The Oberlin Student Cooperative Association, of which KHC is a member, recently informed KHC that they wish to reinstate a long-unenforced policy “that the relationship between OSCA and KHC will be reviewed annually” — an extra ordeal that no other Oberlin co-op is forced to deal with. In addition, OSCA has ex- pressed frustration with the lack of 24-hour access to the co-op for inspections, as inspectors need to be accompanied through the co-op’s facilities due to kashrut ( Jewish kosher laws) and halal (Muslim dietary laws).
But, as Conservatory junior Emily Ostrom, a member of KHC, noted in a conversation after lunch on Wednesday, “24-hour policy won’t solve anything. It won’t make anything cleaner.” She argued that offenses cited by the General Management Team and OSCA board were many years old, and that cleanliness would not be changed by hypothetical 3 a.m. inspections. (The co-op had, in fact, gotten a “nearly pristine” evaluation from an inspection that morning, only getting marked down by two points.)
To add insult, there is clear misunderstanding of Jewish and Muslim custom. In a letter to the OSCA membership, three members of the GMT state that it accommodates the co-op “by not inspecting KHC on Thursdays, Fridays, Saturdays, or Jewish holidays known as Chag,” when there is no reason that health inspectors should avoid the space on Fridays before the start of Shabbat, which does not occur until an hour before sunset, or on Thursdays. In fact, in a response letter, KHC states that, “We do not know how or why this entered into Continuing Policy.”
Being part of OSCA also means that KHC is more accessible to many people. Not only is it cheaper than CDS rates, but many people who would not otherwise join, and who are not necessarily Jewish or Mus- lim themselves, become members of KHC. When I ate with the co-op again for dinner on Wednesday, only three of the seven people I spoke with afterward said that they would have joined KHC if it were not for OSCA. But all of them insisted that they were very happy that they were in the co-op, and had remained in OSCA with the explicit intention of participating in KHC.
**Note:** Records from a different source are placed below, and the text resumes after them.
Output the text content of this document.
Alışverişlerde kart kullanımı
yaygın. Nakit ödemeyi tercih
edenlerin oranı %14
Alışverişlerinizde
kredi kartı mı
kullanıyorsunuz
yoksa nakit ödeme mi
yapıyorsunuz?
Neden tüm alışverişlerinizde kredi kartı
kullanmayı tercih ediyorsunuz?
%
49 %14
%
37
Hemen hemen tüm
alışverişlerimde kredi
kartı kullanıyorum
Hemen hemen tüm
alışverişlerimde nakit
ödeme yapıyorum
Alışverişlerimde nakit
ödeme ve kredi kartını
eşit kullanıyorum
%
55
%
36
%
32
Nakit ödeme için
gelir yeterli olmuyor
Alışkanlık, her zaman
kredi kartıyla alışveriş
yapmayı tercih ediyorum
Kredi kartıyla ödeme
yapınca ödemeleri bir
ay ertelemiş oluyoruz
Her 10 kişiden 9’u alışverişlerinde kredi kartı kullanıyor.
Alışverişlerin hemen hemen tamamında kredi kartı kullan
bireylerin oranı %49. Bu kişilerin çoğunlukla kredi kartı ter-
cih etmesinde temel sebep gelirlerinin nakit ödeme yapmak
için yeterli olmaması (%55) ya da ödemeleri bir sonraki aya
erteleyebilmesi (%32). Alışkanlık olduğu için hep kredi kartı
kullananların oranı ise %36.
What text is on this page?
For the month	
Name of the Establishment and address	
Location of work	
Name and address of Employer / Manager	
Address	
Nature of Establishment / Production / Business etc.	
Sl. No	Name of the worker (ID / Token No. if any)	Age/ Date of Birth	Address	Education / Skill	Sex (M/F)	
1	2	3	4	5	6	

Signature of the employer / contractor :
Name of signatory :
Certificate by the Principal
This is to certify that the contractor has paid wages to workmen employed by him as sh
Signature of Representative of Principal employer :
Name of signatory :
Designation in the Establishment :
Besides, the relationship between OSCA and KHC is not merely one-sided. The co-op provides an accessible safe space and place to eat for people with very specific dietary needs and provides a good image for OSCA. “It makes negotiations with the College easier because the College does not like dealing with OSCA, but KHC makes the College look good,” says KHC member Nicole Siderits. “We have a Kosher and Halal eating space where Jews and Muslims eat together.”
But for all the frustration that the co-op’s members have expressed, many of them have hope.
“I have great respect for Paul DeRonne [president of OSCA], who’s handling this very well. I think this is nothing that can’t be worked out,” KHC member Nicole Siderits says. “I think that both parties are very committed to this, to OSCA, to the diversity within OSCA.”
Hopefully, she is right. It would be a very sad day were the Kosher-Halal Co-op to be torn apart by unwillingness to tolerate the minor difficulties that come along with dietary restrictions. The co-op members put it best in their letter to OSCA: “KHC is OSCA. KHC members are OSCA members, and we love it being that way.”